If only would we read history, we would not only fathom the Qatar crisis well but also be able to predict it. No wonder that understanding the present and knowing the future requires the knowledge of history. Saudi Arabia, UAE, Bahrain, and Egypt ended diplomatic ties with Qatar. The four Arab states cite Qatar’s support for terrorism as their reason. Interestingly, the Muslim Brotherhood was in the list mentioned as a terror organisation supported by Qatar. What followed was Qatar denouncing the move and claiming that it was not doing what it was being accused of.
The story of the Muslim Brotherhood needs a little historic perspective here. The west, mainly the US and the UK after the Word War II, saw the expansion of communism as a threat not to individual liberties, free speech, free press or something similar. They saw it as a threat to their business interests, which is a code name for selfishly exploiting the resources of other nations.
To fight communism led by the Soviet Union, the West saw radical Islam as the only counter force. US president Eisenhower had called King Saud ‘the great gookety gook of the Muslim world’. The aim of the West was to remove the Nasserite nationalist agenda and replace it with pro-western radical Islam. Radical Islam was provided immense support, both overt and covert. The Muslim Brotherhood was one of the chief recipients of this support. A symbiotic relationship between the west led by the US and the UK and the House of Saud was unleashed.

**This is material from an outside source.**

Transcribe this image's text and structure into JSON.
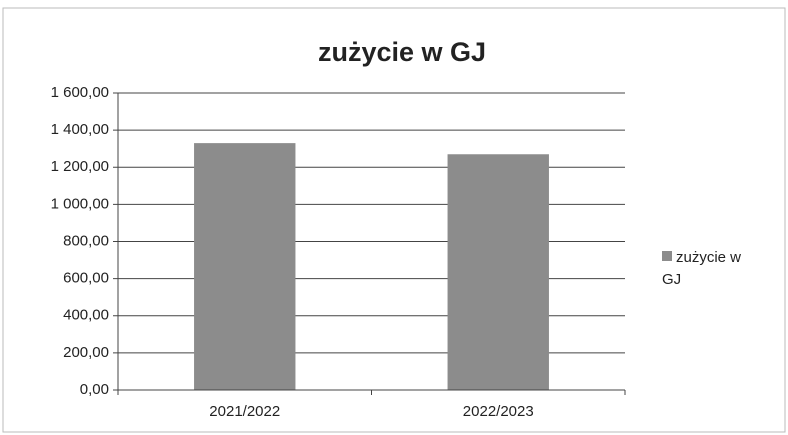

Saudis supported forces loyal to a deposed imam in Yemen against the forces supported by Egypt’s Nasser resulting in a civil war that lead to over 200 thousand deaths in Yemen. Under Faisal, Saudi Arabia began to bankroll the Islamic centre of Geneva, which was established by Said Ramadan in 1961 and which acted as the international headquarters of the Muslim Brotherhood and a meeting place for the Islamists across the world. King Faisal also supported the Brotherhood for various assassination attempts aimed at Nasser.
The Saudis started asserting their leadership role in the Middle East using Wahhabi Islam in the early 1960s
All these efforts were supported by the UK. In 1965, Whitehall defended the Sultan of Oman, which was probably the most repressive regime in the Post War Middle East. Wearing glasses and talking to anyone for more than fifteen minutes was forbidden.

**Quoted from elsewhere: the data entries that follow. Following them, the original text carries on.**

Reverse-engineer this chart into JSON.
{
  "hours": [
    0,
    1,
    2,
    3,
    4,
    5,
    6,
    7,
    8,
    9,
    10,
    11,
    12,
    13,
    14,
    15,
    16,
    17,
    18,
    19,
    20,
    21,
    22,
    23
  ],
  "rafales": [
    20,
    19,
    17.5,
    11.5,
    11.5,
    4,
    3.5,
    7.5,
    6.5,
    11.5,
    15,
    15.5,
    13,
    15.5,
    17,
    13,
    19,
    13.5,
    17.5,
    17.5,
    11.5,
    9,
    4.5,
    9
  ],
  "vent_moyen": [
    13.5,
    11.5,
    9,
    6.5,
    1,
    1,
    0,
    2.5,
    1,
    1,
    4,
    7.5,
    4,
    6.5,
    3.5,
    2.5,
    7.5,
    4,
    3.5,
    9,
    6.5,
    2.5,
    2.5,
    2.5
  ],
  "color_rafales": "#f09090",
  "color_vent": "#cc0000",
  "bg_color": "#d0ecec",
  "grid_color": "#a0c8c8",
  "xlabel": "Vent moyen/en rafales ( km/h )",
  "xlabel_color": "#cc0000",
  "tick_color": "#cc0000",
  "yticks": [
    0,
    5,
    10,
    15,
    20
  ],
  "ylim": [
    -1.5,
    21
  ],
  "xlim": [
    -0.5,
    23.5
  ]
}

The Saudis started asserting their leadership role in the Middle East using Wahhabi Islam in the early 1960s. The world witnessed an extreme and desperate expression of such an assertion during the Afghan war of the 1980s. While it is true that the Saudis and the Iranians are at loggerheads over the throne of the Middle East, there is however, more to the issue than meets the eye. The two were not enemies for as long as there was a dictatorship in Iran. Saudi Arabia is incompatible with democracy in the Middle East.
In 2012, the Muslim Brotherhood won the election in Egypt. Muhammad Morsi became the president. A year later, he was removed by General Sisi in a coup, which the US refuses to call so because of a law that forbids US aid to countries where military coup happens. The Saudis supported the coup and even provided Egypt a $ 12bn aid along with UAE and Kuwait. After the coup, King Abdullah praised the Egyptian army for saving Egypt “from a dark tunnel”. The House of Saud views democracy as a dark tunnel.
Before the end of the Cold War, it was the Nasserite Pan Arabism or nationalism that was viewed as a threat to the throne of the House of Saud. The west and the Saudis were afraid of nationalism sweeping across the Arab world. Today, democracy has replaced nationalism. Democracy is the new threat. In the wake of the Arab Spring, democracy was sweeping across the Arab world. The west and the Saudis again teamed up to neutralise the enemy. I must argue, this is a grimmer picture than when nationalism was the threat.
In both the cases, the symbiotic relationship works to achieve two objectives: for the Saudis, the continued hold over power and the ability to buy pretty women and vehicles made with gold. For the West, the Brotherhood was Washington’s and London’s shock troops. Their ‘nuisance value’ was important to the continued access and exploitation of oil. It’s the money stupid!
More importantly, in Qatar crisis the most conspicuous element is the hypocrisy that’s on full display. Saudi Arabia has a deep history of collusion with the Brotherhood as illustrated above. Limited space only allows me to dig a few stories from the Orwellian memory hole. The Saudi mindset is that of an emperor who lectures and punishes pirates for the same crime the emperor himself committed, well, on a larger scale.